VOLUNTEERS have practised the craft of hedge-laying, as part of a drive to keep traditional country skills alive and encourage wildlife in urban areas.
Thirteen residents have spent three days being taught the centuries old technique by a North Yorkshire County Council countryside rangers and have laid more than 100 metres of hedge at Omega Pond, Thurston Road, Northallerton.
The craft was originially developed to keep farm animals within fields and prolong their lifespan.
It has become less common since the Second World War due to changes in farming methods, but the council is promoting hedge-laying’s benefits for wildlife, as it rejuvenates hedgerows, creating more shelter and food for birds, mammals and insects.
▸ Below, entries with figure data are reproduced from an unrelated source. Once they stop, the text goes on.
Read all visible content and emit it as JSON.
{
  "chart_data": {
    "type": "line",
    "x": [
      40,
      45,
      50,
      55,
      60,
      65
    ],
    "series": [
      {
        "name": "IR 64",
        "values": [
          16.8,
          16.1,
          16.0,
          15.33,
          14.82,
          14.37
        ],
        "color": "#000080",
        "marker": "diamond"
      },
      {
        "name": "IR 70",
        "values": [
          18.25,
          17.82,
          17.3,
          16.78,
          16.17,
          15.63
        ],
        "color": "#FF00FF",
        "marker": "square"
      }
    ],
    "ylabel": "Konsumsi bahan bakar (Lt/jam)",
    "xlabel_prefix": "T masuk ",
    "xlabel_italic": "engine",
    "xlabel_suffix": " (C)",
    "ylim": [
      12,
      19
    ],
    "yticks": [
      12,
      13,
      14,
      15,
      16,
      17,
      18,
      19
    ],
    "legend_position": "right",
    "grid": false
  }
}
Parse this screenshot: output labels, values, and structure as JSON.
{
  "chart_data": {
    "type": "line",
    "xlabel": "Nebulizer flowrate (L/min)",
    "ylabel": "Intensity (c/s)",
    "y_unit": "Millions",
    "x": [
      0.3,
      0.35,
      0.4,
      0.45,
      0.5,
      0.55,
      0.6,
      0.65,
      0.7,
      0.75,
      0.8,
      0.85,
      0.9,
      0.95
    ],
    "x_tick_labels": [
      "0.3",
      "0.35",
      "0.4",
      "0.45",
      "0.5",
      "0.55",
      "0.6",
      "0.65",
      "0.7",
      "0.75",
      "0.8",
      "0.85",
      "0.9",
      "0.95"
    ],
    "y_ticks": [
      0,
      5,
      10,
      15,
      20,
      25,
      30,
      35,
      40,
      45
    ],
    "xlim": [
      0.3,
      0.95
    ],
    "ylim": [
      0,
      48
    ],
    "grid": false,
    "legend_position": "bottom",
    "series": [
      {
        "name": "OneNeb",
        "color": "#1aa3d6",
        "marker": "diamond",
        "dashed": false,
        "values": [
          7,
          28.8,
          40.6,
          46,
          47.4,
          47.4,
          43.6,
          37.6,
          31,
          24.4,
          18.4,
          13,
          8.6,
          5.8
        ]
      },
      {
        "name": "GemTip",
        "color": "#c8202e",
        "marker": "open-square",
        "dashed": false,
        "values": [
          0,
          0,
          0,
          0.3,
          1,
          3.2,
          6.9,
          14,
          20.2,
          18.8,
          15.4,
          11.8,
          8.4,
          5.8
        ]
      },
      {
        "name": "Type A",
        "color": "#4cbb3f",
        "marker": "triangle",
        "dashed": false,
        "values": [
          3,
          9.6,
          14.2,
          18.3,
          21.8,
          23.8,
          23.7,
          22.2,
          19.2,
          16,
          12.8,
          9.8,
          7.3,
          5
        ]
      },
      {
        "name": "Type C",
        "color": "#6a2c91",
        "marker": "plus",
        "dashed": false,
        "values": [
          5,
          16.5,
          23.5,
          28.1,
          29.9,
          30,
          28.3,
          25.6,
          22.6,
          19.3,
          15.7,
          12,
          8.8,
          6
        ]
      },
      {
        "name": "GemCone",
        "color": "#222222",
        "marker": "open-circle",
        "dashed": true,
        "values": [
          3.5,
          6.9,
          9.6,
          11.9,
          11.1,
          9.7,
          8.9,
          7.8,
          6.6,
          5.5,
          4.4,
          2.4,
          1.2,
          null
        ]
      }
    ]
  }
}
The scheme follows a volunteer day in October at the Hambleton District Council-owned site, during which wildflower areas were created around the pond, and is part of a project to encourage more wildlife into the green spaces of the town.
The work on the site supports the Northallerton Environment Enhancement Initiative, which aims to enhance areas of abandoned and neglected land in and around the town for people and wildlife, and identify ways for locals to get involved.
Richard Furness, of Northallerton Blooming Together, has also sourced, planted and distributed more than 1,000 native bluebell bulbs within the town for local planting in support of the RHS Britain in Bloom competition.